Music

Quartet for the End of Time

Concert Hall, Glasgow University

Michael Tumelty

four stars

SATURDAY night’s performance of Messiaen’s Quartet for the End of Time, played by members of McOpera, was shifted from Glasgow University Chapel to the concert hall because of a burst pipe: a good thing, because the decent-sized-sized crowd that turned out on one of the filthiest nights of this drookit winter was warmer.

I hope that anyone hearing the eight-movement work for the first time got something out of it: the quartet is a tough, visionary piece, using musical techniques and language that belong exclusively to Messiaen: he was unique. And the fine, if rather swift, performance given on Saturday by violinist Anthony Moffat, cellist Sarah Harrington, clarinettist Nicholas Ross and pianist Scott Mitchell, underlined the mysterious cohesiveness that integrates a work which uses elements from different areas of the composer’s development, different combinations of the four instruments, and different sound worlds ranging from fury to ecstasy.

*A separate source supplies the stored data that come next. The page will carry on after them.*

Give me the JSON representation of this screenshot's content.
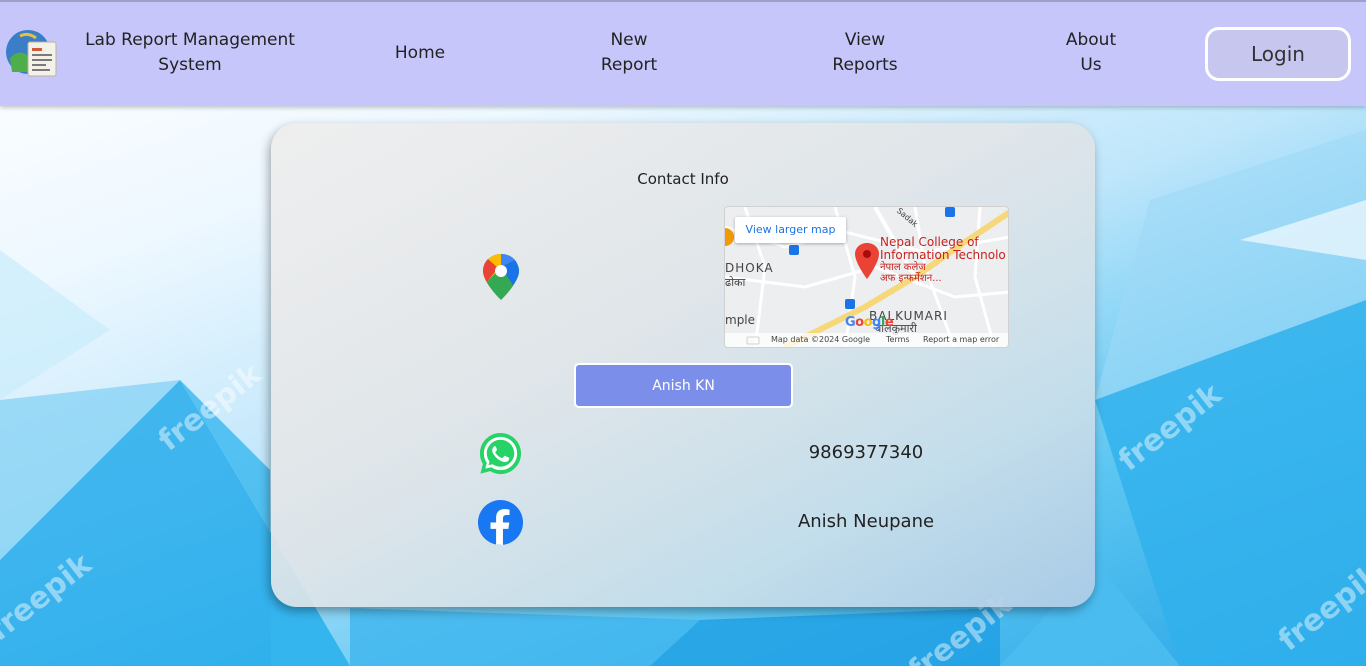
{
  "nav": {
    "brand_line1": "Lab Report Management",
    "brand_line2": "System",
    "home": "Home",
    "new_line1": "New",
    "new_line2": "Report",
    "view_line1": "View",
    "view_line2": "Reports",
    "about_line1": "About",
    "about_line2": "Us",
    "login": "Login"
  },
  "card": {
    "title": "Contact Info",
    "name_button": "Anish KN",
    "phone": "9869377340",
    "facebook_name": "Anish Neupane"
  },
  "map": {
    "view_larger": "View larger map",
    "place_line1": "Nepal College of",
    "place_line2": "Information Technolo",
    "place_np1": "नेपाल कलेज",
    "place_np2": "अफ इन्फर्मेशन...",
    "area1": "DHOKA",
    "area1_np": "ढोका",
    "area2": "BALKUMARI",
    "area2_np": "बालकुमारी",
    "area3": "mple",
    "road": "Sadak",
    "footer_data": "Map data ©2024 Google",
    "footer_terms": "Terms",
    "footer_report": "Report a map error"
  },
  "watermark": "freepik",
  "icons": {
    "logo": "lab-report-logo-icon",
    "maps": "google-maps-pin-icon",
    "whatsapp": "whatsapp-icon",
    "facebook": "facebook-icon",
    "keyboard": "keyboard-icon"
  },
  "colors": {
    "navbar": "#c6c6fb",
    "name_button": "#7b8fea",
    "whatsapp": "#25d366",
    "facebook": "#1877f2"
  }
}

In their performance, I don’t think the group quite got the opening Liturgies out of Time: it was a bit too meter-bound. The rhythmic explosions of the Vocalise were well-captured, and the parallel passages in the seventh movement, Chaos of Rainbows, were stunningly-structured in their organic growth towards the ecstasy underpinning the music. Nicholas Ross’s Abyss of the Birds could have been more spacious and Sarah Harrington’s Praise, murderously-difficult to sustain, slipped on a few phrases, though she was fantastically-playful in the entertaining Intermezzo.

In the awesome Dance of Fury, the group let the power-drive slip a bit, but ultimately, Anthony Moffat’s transcendent Praise stopped Time and took the music to the stars: even the hellish rain quit its assault.